Sunday, February 13, 2011

The Tao of Tiepolo (Gesturing with Roberto Calasso)




I remember staring at the vistas painted by Tiepolo in the Residenz at Wurzburg, yearning to float up and join the jolly, sleek figures in their billowing clouds, bathed in milky light. That was 25 years ago, and still I dream of Tiepolo's celestial fields and the swirling squadrons of gods, angels, wise men, and cherubim.

No one captures the essence of Tiepolo-- and the sheer in-sighing of his works-- better than Roberto Calasso, whose study of the painter was published by Knopf in 2009 (well translated by Alastair McEwen) as Tiepolo Pink. Calasso is one of the most original thinkers alive today: polymathic, eccentric, finding connections that others miss, making his case with gentle flamboyance (some of his points seem innocuous at first glance, only to reveal their ambition upon closer reading). He dares the reader to follow him along strange trajectories, using his erudition not as a bludgeon but as a diviner's rod.

Lobster and Canary will come back to Calasso and Tiepolo Pink in later postings.

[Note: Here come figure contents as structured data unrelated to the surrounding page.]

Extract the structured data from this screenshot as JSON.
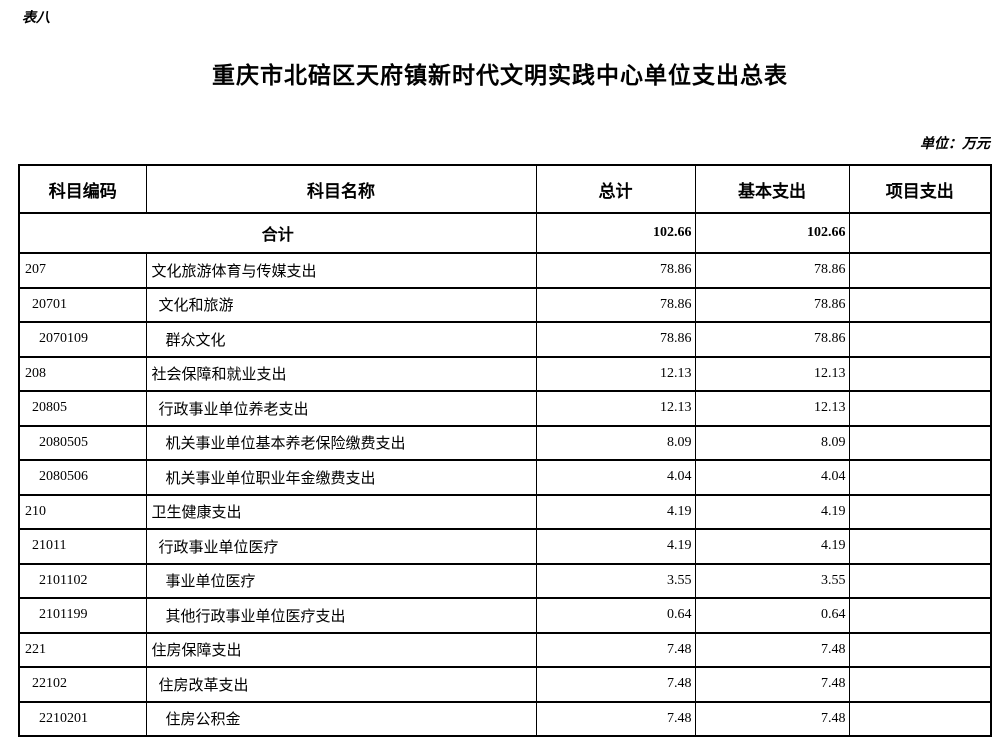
{
  "page": {
    "table_label": "表八",
    "title": "重庆市北碚区天府镇新时代文明实践中心单位支出总表",
    "unit_note": "单位：万元"
  },
  "table": {
    "columns": [
      "科目编码",
      "科目名称",
      "总计",
      "基本支出",
      "项目支出"
    ],
    "total_row": {
      "label": "合计",
      "total": "102.66",
      "basic": "102.66",
      "project": ""
    },
    "rows": [
      {
        "code": "207",
        "name": "文化旅游体育与传媒支出",
        "level": 0,
        "total": "78.86",
        "basic": "78.86",
        "project": ""
      },
      {
        "code": "20701",
        "name": "文化和旅游",
        "level": 1,
        "total": "78.86",
        "basic": "78.86",
        "project": ""
      },
      {
        "code": "2070109",
        "name": "群众文化",
        "level": 2,
        "total": "78.86",
        "basic": "78.86",
        "project": ""
      },
      {
        "code": "208",
        "name": "社会保障和就业支出",
        "level": 0,
        "total": "12.13",
        "basic": "12.13",
        "project": ""
      },
      {
        "code": "20805",
        "name": "行政事业单位养老支出",
        "level": 1,
        "total": "12.13",
        "basic": "12.13",
        "project": ""
      },
      {
        "code": "2080505",
        "name": "机关事业单位基本养老保险缴费支出",
        "level": 2,
        "total": "8.09",
        "basic": "8.09",
        "project": ""
      },
      {
        "code": "2080506",
        "name": "机关事业单位职业年金缴费支出",
        "level": 2,
        "total": "4.04",
        "basic": "4.04",
        "project": ""
      },
      {
        "code": "210",
        "name": "卫生健康支出",
        "level": 0,
        "total": "4.19",
        "basic": "4.19",
        "project": ""
      },
      {
        "code": "21011",
        "name": "行政事业单位医疗",
        "level": 1,
        "total": "4.19",
        "basic": "4.19",
        "project": ""
      },
      {
        "code": "2101102",
        "name": "事业单位医疗",
        "level": 2,
        "total": "3.55",
        "basic": "3.55",
        "project": ""
      },
      {
        "code": "2101199",
        "name": "其他行政事业单位医疗支出",
        "level": 2,
        "total": "0.64",
        "basic": "0.64",
        "project": ""
      },
      {
        "code": "221",
        "name": "住房保障支出",
        "level": 0,
        "total": "7.48",
        "basic": "7.48",
        "project": ""
      },
      {
        "code": "22102",
        "name": "住房改革支出",
        "level": 1,
        "total": "7.48",
        "basic": "7.48",
        "project": ""
      },
      {
        "code": "2210201",
        "name": "住房公积金",
        "level": 2,
        "total": "7.48",
        "basic": "7.48",
        "project": ""
      }
    ]
  }
}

For now, we are tasting this amuse-bouche by Calasso, half-understanding what he means, and anticipating the teasing forth of further meaning:

"Tiepolo is an extreme example of Taoist suppleness in art, a quality inconceivable before him, and never attained after him. If he was shelved for a century, if certain canvases of his lay rolled up in storehouses, it was only because history rightly perceived him as an intruder, while it stubbornly worked to make sensibilities denser, more unsophisticated." (pg. 32, Calasso, Tiepolo Pink).